A la fin des années 1990, Thomas Jusselme termine une formation d’ingénieur en environnement à Lyon. Déterminé et clairvoyant, le chercheur est convaincu qu’à la place de travailler à ce que l’industrie existante soit moins polluante, il serait plus judicieux de régler le problème à la source. «Je voulais travailler sur la conception même des produits. L’idée était de repenser les processus de conception afin de générer moins de pollution, plutôt que de traiter cette dernière a posteriori», précise-t-il. Il entame alors un Master en design industriel à l’Université technologique de Compiègne, ce qui, en ce début des années 2000, était un parcours inhabituel. «Je voulais faire le pont entre l’ingénierie environnementale et le processus de conception pour intégrer la dimension environnementale directement dans la conception des produits.
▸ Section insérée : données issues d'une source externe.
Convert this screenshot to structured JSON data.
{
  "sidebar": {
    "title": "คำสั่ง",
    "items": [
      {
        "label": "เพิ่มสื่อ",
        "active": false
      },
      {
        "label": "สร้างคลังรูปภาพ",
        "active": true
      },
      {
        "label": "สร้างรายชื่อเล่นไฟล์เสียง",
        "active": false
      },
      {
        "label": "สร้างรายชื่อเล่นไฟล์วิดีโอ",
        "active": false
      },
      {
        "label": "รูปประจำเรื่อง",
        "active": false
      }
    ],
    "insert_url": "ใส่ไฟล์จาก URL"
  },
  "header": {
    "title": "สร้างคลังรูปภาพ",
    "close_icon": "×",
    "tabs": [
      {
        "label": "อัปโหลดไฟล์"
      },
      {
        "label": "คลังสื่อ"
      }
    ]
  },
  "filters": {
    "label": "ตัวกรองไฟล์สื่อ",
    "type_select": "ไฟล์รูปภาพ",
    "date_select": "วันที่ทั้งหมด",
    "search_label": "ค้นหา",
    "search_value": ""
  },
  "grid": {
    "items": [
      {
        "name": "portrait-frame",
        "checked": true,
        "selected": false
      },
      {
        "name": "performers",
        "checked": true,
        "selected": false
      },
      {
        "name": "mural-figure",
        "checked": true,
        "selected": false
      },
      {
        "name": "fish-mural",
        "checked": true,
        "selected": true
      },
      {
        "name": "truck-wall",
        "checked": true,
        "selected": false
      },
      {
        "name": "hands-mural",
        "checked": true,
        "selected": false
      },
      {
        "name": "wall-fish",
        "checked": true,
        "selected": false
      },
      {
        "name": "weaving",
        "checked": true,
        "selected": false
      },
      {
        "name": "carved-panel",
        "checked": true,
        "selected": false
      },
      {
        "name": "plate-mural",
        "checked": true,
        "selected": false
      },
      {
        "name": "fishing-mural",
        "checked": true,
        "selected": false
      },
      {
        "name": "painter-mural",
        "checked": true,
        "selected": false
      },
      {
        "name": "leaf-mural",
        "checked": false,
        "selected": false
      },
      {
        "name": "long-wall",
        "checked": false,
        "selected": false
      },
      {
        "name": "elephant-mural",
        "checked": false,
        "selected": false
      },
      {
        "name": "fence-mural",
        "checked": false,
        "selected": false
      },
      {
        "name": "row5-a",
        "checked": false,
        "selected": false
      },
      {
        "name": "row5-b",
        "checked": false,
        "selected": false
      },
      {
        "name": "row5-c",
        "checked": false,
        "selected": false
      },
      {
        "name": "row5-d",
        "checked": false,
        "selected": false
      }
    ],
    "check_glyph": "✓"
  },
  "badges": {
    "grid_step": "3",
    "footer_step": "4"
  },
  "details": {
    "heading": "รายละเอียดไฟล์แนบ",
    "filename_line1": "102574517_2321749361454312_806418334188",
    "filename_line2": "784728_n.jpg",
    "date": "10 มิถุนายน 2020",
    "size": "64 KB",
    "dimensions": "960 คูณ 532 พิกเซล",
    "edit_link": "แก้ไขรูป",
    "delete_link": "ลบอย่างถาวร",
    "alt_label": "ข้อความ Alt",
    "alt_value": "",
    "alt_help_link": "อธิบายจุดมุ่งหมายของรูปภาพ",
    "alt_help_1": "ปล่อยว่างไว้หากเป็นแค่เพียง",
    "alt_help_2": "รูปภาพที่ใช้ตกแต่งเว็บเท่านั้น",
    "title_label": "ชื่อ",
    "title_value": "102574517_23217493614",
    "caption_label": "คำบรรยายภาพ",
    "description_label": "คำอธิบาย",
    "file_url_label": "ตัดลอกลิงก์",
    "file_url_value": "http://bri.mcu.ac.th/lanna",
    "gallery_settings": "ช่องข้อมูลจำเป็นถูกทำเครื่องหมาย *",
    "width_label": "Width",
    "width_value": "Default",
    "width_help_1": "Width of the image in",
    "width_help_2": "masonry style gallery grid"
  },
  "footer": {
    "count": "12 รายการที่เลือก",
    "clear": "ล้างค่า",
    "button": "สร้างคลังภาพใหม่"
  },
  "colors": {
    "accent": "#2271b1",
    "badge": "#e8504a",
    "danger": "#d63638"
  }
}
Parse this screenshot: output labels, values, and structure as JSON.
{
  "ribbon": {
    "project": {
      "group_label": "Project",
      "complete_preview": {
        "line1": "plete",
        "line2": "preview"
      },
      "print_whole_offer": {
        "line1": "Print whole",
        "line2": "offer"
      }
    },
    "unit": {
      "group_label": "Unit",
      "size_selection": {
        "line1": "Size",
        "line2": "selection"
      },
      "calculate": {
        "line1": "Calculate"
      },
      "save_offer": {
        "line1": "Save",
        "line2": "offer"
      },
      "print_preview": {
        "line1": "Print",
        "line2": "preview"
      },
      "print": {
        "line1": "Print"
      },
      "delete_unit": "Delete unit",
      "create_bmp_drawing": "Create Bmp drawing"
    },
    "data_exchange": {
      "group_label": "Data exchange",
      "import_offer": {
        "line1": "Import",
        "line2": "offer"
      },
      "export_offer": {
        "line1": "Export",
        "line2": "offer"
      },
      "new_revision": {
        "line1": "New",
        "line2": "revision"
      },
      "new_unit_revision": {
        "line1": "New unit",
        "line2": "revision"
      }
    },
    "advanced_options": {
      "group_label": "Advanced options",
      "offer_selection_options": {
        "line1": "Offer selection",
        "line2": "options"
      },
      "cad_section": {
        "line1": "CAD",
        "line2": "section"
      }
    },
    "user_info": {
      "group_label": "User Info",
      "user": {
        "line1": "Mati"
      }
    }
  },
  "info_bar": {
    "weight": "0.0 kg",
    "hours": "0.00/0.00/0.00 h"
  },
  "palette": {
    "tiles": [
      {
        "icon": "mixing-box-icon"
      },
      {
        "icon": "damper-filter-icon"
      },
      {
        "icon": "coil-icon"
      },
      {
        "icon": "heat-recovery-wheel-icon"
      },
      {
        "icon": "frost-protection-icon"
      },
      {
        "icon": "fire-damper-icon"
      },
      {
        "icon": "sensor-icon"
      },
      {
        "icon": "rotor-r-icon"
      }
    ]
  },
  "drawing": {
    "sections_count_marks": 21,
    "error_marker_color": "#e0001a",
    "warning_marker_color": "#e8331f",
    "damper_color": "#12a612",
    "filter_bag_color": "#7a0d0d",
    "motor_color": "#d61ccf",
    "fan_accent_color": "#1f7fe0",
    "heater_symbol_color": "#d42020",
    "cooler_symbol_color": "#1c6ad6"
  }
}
C’est ce qu’on appelle l’éco-conception.»

Après différents stages qui l’ont notamment amené à étudier les impacts environnementaux d’un haut-parleur chez le géant japonais Sony, Thomas Jusselme enrichit son parcours d’une nouvelle expérience. Accompagné de deux collègues, il parcourt plus de 25 pays, entre l’Europe de l’Est et l’Asie, afin d’étudier comment ces derniers, limités en termes de ressources énergétiques, construisent de manière durable et raisonnée. Cette expérience lui permet de confirmer son projet professionnel: valoriser ses compétences dans le secteur de la construction durable.

Dans cette idée, en 2006, il cofonde deux structures: une agence d’architecture et un bureau d’ingénierie, dont l’objectif est d’accompagner la conception de bâtiments efficaces en énergie. Parallèlement, il enseigne au sein de différentes écoles d’architecture et d’ingénierie, entre Lyon et Grenoble. Dans le cadre de son activité d’enseignant, il participe au Solar Decathlon, une compétition internationale au sein de laquelle différentes équipes, constituées de dizaines d’étudiants, conçoivent des prototypes d’habitats solaires[1]. Fort de cette activité, le chercheur est contacté par l’EPFL pour diriger le programme de recherche qui mènera à la construction du futur bâtiment du Smart Living Lab, sur le site de blueFACTORY à Fribourg.

C’est donc en 2014 que Thomas Jusselme rejoint Fribourg. Dès lors, il entreprend successivement de nombreux travaux: rédaction de sa thèse, création d’une start-up, recherche pour l’EPFL et enseignement au sein de la HEIA-FR… En 2019, sa thèse et ses engagements avec l’EPFL en cours de finalisation, il candidate au poste de professeur en efficience énergétique du bâtiment pour lequel il est retenu.

Au sein de l’école, Thomas Jusselme enseigne aux élèves de troisième année de génie mécanique ayant choisi l’option énergie. Il dispense également certains cours en génie civil et suit des travaux de Bachelor. «Les futurs ingénieurs doivent apprendre à considérer le bâtiment comme un ensemble, un système. Il n’y a pas que la consommation énergétique qui doit être prise en compte, mais aussi son impact carbone, la question du confort, etc.», précise-t-il. Le chercheur est également responsable de projets de recherche, toujours axés sur la performance énergie/carbone des bâtiments.

Convaincu de la richesse des parcours atypiques, Thomas Jusselme souhaite encourager les jeunes ingénieurs à penser en termes d’interdisciplinarité. «C’est important de se construire un parcours unique. En gardant un fil conducteur, on peut évoluer d’un domaine à l’autre. La recherche a besoin de personnes qui ont une vision interdisciplinaire et qui sont capables de voir le problème à une échelle macro. Les questions environnementales ont besoin d’interdisciplinarité.» Il conseille encore: «Il faut toujours avoir un pied à différentes échelles. J’ai toujours lié des activités très ancrées dans l’économie, dans la réalité à mes activités d’enseignement et de recherche. Les deux se nourrissent car on mène des projets de recherche pour avoir un impact dans le réel, et en même temps, la réalité économique nourrit la recherche de contraintes opérationnelles. Ce n’est pas toujours facile à concilier, cela demande beaucoup de travail, mais c’est primordial.»

[1] En 2017, le NeighborHub construit à Fribourg par des étudiants des institutions membres du Smart Living Lab sur blueFACTORY a triomphé lors de cette prestigieuse compétition internationale du Solar Decathlon à Denver.